5 KM - 23:06 (predicted race time higher)
Half Marathon - 01:51:23 (predicted race time lower)
Full Marathon - 04:50:26 (predicted race time significantly lower)

These race predictors take one race time and apply a formula to get all race times.

Taking the same race times which I had:


Distance Hours Minutes Seconds Equivalent Minutes
5 0 23 6 23.1
10 0 48 47 48.78
21.1 1 51 23 111.38
42.2 4 50 26 290.43


Table 1: Race Distances and Times

 Now if I take that data and plot it, here's what I get:

Figure 1: Distance Vs Time According To Race Times

The blue curve which you see in the above chart, is a polynomial curve which has been fitted onto the data points (race times). The curve is in fact almost a perfect fit, the R-Squared value being 0.99.  

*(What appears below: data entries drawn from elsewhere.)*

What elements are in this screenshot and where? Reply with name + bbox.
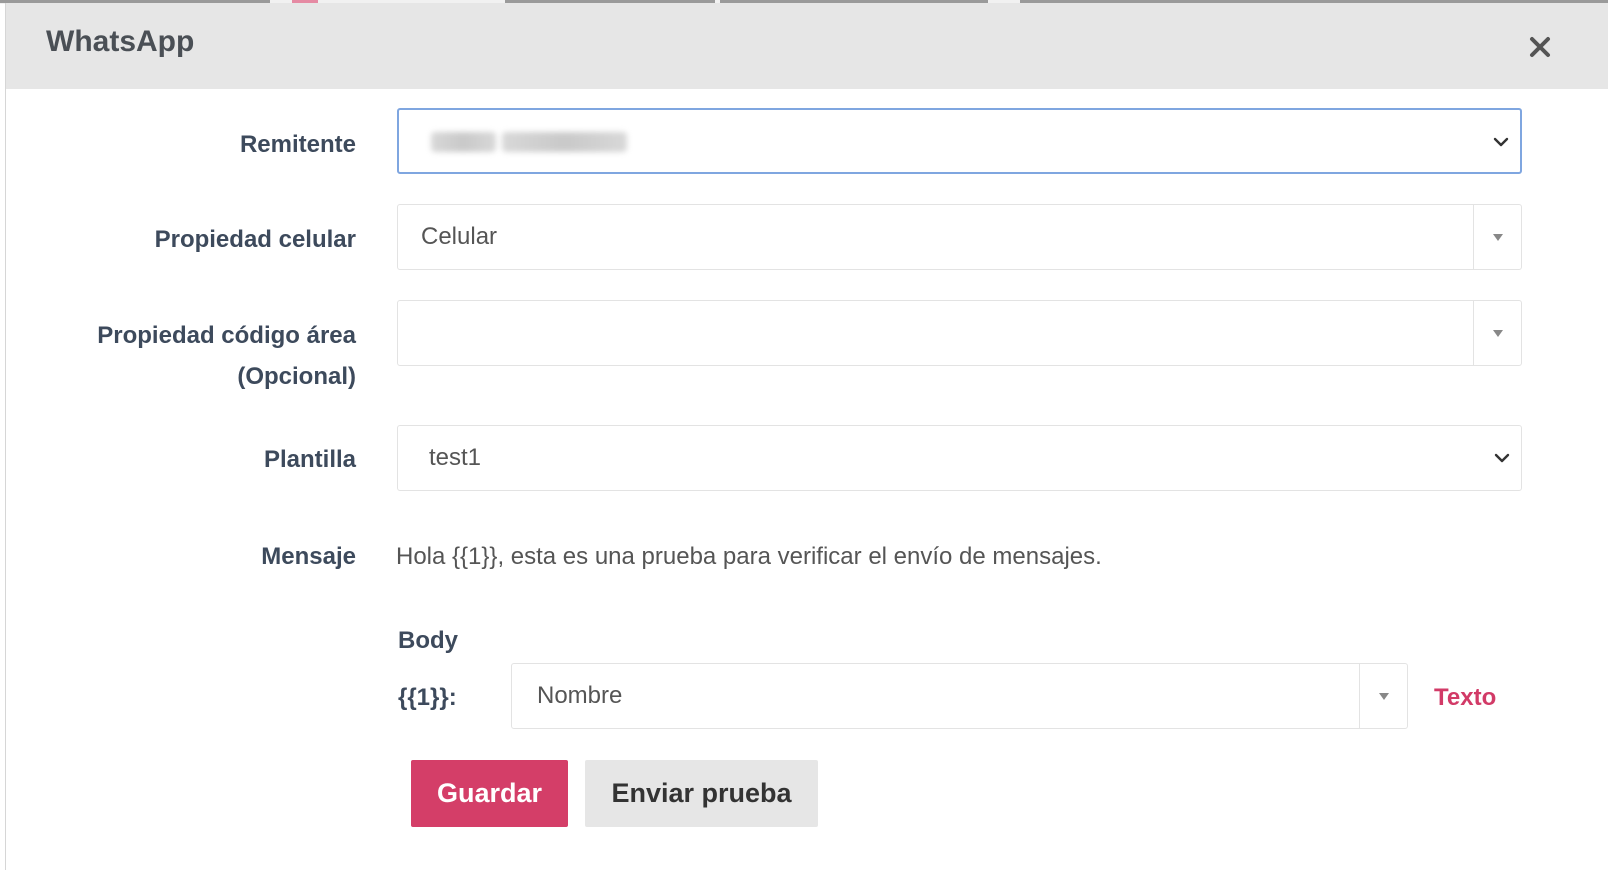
send-test-button[interactable]: Enviar prueba	[585, 760, 818, 827]
variable-1-dropdown-toggle[interactable]	[1359, 664, 1407, 728]
caret-down-icon	[1492, 233, 1503, 241]
message-label: Mensaje	[261, 543, 356, 570]
area-code-label-line2: (Opcional)	[237, 363, 356, 390]
template-select[interactable]: test1	[397, 425, 1522, 491]
phone-property-select[interactable]: Celular	[397, 204, 1522, 270]
template-value: test1	[429, 444, 482, 471]
phone-property-dropdown-toggle[interactable]	[1473, 205, 1521, 269]
caret-down-icon	[1378, 692, 1389, 700]
template-label: Plantilla	[263, 446, 356, 473]
modal-title: WhatsApp	[46, 25, 195, 58]
caret-down-icon	[1492, 329, 1503, 337]
sender-label: Remitente	[239, 131, 356, 158]
close-icon	[1530, 37, 1550, 57]
variable-1-value: Nombre	[537, 682, 623, 709]
area-code-dropdown-toggle[interactable]	[1473, 301, 1521, 365]
variable-1-text-toggle-link[interactable]: Texto	[1434, 677, 1496, 718]
phone-property-label: Propiedad celular	[154, 226, 356, 253]
phone-property-value: Celular	[421, 223, 498, 250]
body-section-title: Body	[398, 627, 458, 654]
variable-1-select[interactable]: Nombre	[511, 663, 1408, 729]
sender-select[interactable]	[397, 108, 1522, 174]
save-button[interactable]: Guardar	[411, 760, 568, 827]
chevron-down-icon	[1493, 137, 1509, 147]
area-code-label: Propiedad código área (Opcional)	[6, 315, 356, 397]
variable-1-label: {{1}}:	[398, 684, 457, 711]
whatsapp-modal: WhatsApp Remitente Propiedad celular Cel…	[5, 3, 1608, 870]
modal-header: WhatsApp	[6, 3, 1608, 89]
message-preview: Hola {{1}}, esta es una prueba para veri…	[396, 543, 1102, 570]
chevron-down-icon	[1494, 453, 1510, 463]
area-code-label-line1: Propiedad código área	[97, 322, 356, 349]
close-button[interactable]	[1520, 27, 1560, 67]
area-code-property-select[interactable]	[397, 300, 1522, 366]
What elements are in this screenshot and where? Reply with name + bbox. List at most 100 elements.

The formula for the polynomial curve is:

 y = 0.0799x2 + 3.3858x + 5.2075

Armed with this perfect formula, I thought I could predict race times for any distance. So I fired up IDLE and started putting in values:

>>> def CalculateTime(distance):
    time = .0799 * (distance**2) + (3.3858*distance) + 5.2075
    hours = math.floor(time/60)
    mins = math.floor(time%60)
    sec = int((time - math.floor(time)) * 60)
    print str(hours) + " hours " + str(mins) + " minutes " + str(sec) + " seconds"

    
>>> CalculateTime(10)
0.0 hours 47.0 minutes 3 seconds
>>> CalculateTime(12)
0.0 hours 57.0 minutes 20 seconds
>>> CalculateTime(21.1)
1.0 hours 52.0 minutes 13 seconds
>>> CalculateTime(42.2)
4.0 hours 50.0 minutes 22 seconds

Everything looks as expected. So I thought, let's predict other times, say for a 50K...

 >>> CalculateTime(50)
6.0 hours 14.0 minutes 14 seconds

That seemed reasonable. So what about shorter distances?

>>> CalculateTime(5)
0.0 hours 24.0 minutes 8 seconds
>>> CalculateTime(3)
0.0 hours 16.0 minutes 5 seconds
>>> CalculateTime(2)
0.0 hours 12.0 minutes 17 seconds
>>> CalculateTime(1)
0.0 hours 8.0 minutes 40 seconds


Woah! According to this model, I will be doing my 5K at a slower pace than my 10K and if I were running a 1K, I would be walking?!!

Not satisfied, I tried fitting other curves -- exponential, power, linear. But none actually gave me reasonable predictions across distances.

The polynomial curve was the only one which gave the relatively better predictions, but only for distances greater than 10KM.

The only place where I can use the polynomial formula, would be to define a lower limit of performance in a race or, in other words, the least expected time.

Which leads me to the conclusion that you can't reliably predict race times through mathematical formula. What a waste of time!